CAA Manitoba sounds alarm on cannabis-impaired driving

Survey findings point to "great risk to road safety"

CAA Manitoba sounds alarm on cannabis-impaired driving


By Terry Gangcuangco

A study commissioned by CAA Manitoba has found some alarming statistics surrounding cannabis-impaired driving in the province.

The poll conducted by Dig Insights showed that:

  • 27% of impaired motorists have driven after consuming an edible form of cannabis (since legalization)
  • 61% of cannabis-impaired motorists wait less than three hours before driving
  • 67% of cannabis-impaired motorists feel confident in their ability to drive21% of motorists are not aware of the possible penalties for any type of impaired driving 

Ewald Friesen, community and government relations manager at CAA Manitoba, commented: “The data shows us that there is a significant number of impaired drivers under the influence of edible cannabis, which poses a great risk to road safety.

Edibles pose a greater risk for impairment and road safety since they can often take up to two hours for the effects to kick in.

“While some believe that cannabis doesn’t impair their driving ability, it has been proven to affect coordination, reaction time, decision-making, and the ability to pay attention. We would like to see more public education and awareness on the risks of cannabis-impaired driving.”

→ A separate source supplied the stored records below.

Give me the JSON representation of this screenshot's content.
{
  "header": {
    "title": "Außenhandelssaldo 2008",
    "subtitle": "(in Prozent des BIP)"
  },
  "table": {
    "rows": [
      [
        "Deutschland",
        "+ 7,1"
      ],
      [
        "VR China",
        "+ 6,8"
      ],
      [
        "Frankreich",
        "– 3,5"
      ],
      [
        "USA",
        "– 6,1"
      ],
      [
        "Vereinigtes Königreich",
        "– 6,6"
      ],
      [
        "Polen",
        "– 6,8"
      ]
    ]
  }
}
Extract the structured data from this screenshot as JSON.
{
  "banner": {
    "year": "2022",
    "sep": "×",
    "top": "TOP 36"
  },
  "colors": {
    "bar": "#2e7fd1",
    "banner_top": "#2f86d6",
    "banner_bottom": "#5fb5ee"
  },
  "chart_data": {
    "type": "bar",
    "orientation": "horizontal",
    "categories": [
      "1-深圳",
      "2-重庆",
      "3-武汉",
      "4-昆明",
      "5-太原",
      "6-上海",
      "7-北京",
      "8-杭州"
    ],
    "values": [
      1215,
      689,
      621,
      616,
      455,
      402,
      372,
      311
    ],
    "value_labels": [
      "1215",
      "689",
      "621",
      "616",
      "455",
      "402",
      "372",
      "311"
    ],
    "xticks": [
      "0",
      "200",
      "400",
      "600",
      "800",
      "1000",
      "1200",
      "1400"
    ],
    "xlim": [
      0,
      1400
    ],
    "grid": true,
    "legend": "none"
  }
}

In terms of educating cannabis users, more than half (64%) of the respondents agreed that cannabis-impaired driving is the most important public education topic related to cannabis. Additionally, 89% believe that driving under the influence of cannabis is a serious risk to road safety.

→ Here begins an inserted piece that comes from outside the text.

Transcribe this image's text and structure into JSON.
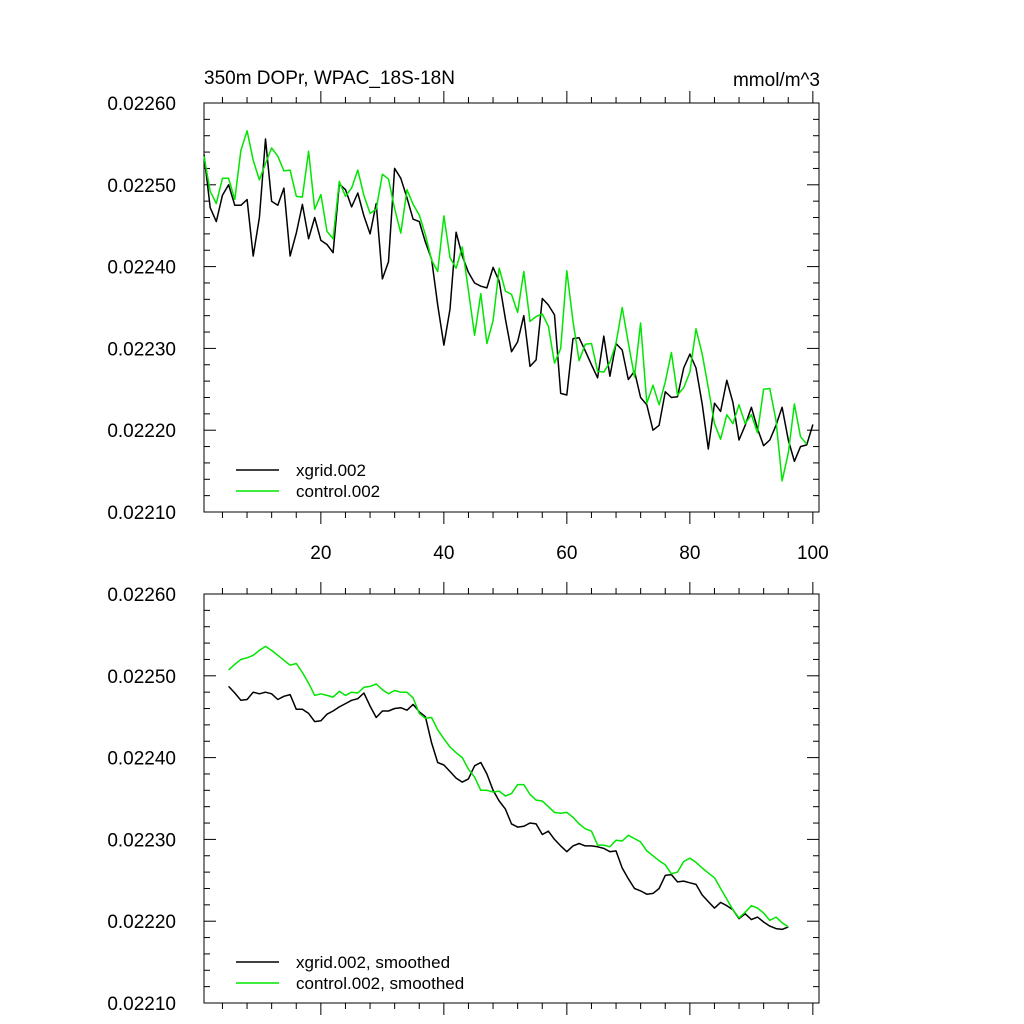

“CAA is encouraging motorists to get informed, know the rules, and make the right choices – don’t get behind the wheel when impaired,” the organization said. “Instead, make alternate arrangements, such as utilizing rideshare services, to ensure a safe journey home.”

Citing information from Manitoba Public Insurance, CAA pointed out that penalties can include licence suspension, vehicle impoundment, mandatory Impaired Driver Assessment, and potential charges under the Criminal Code of Canada.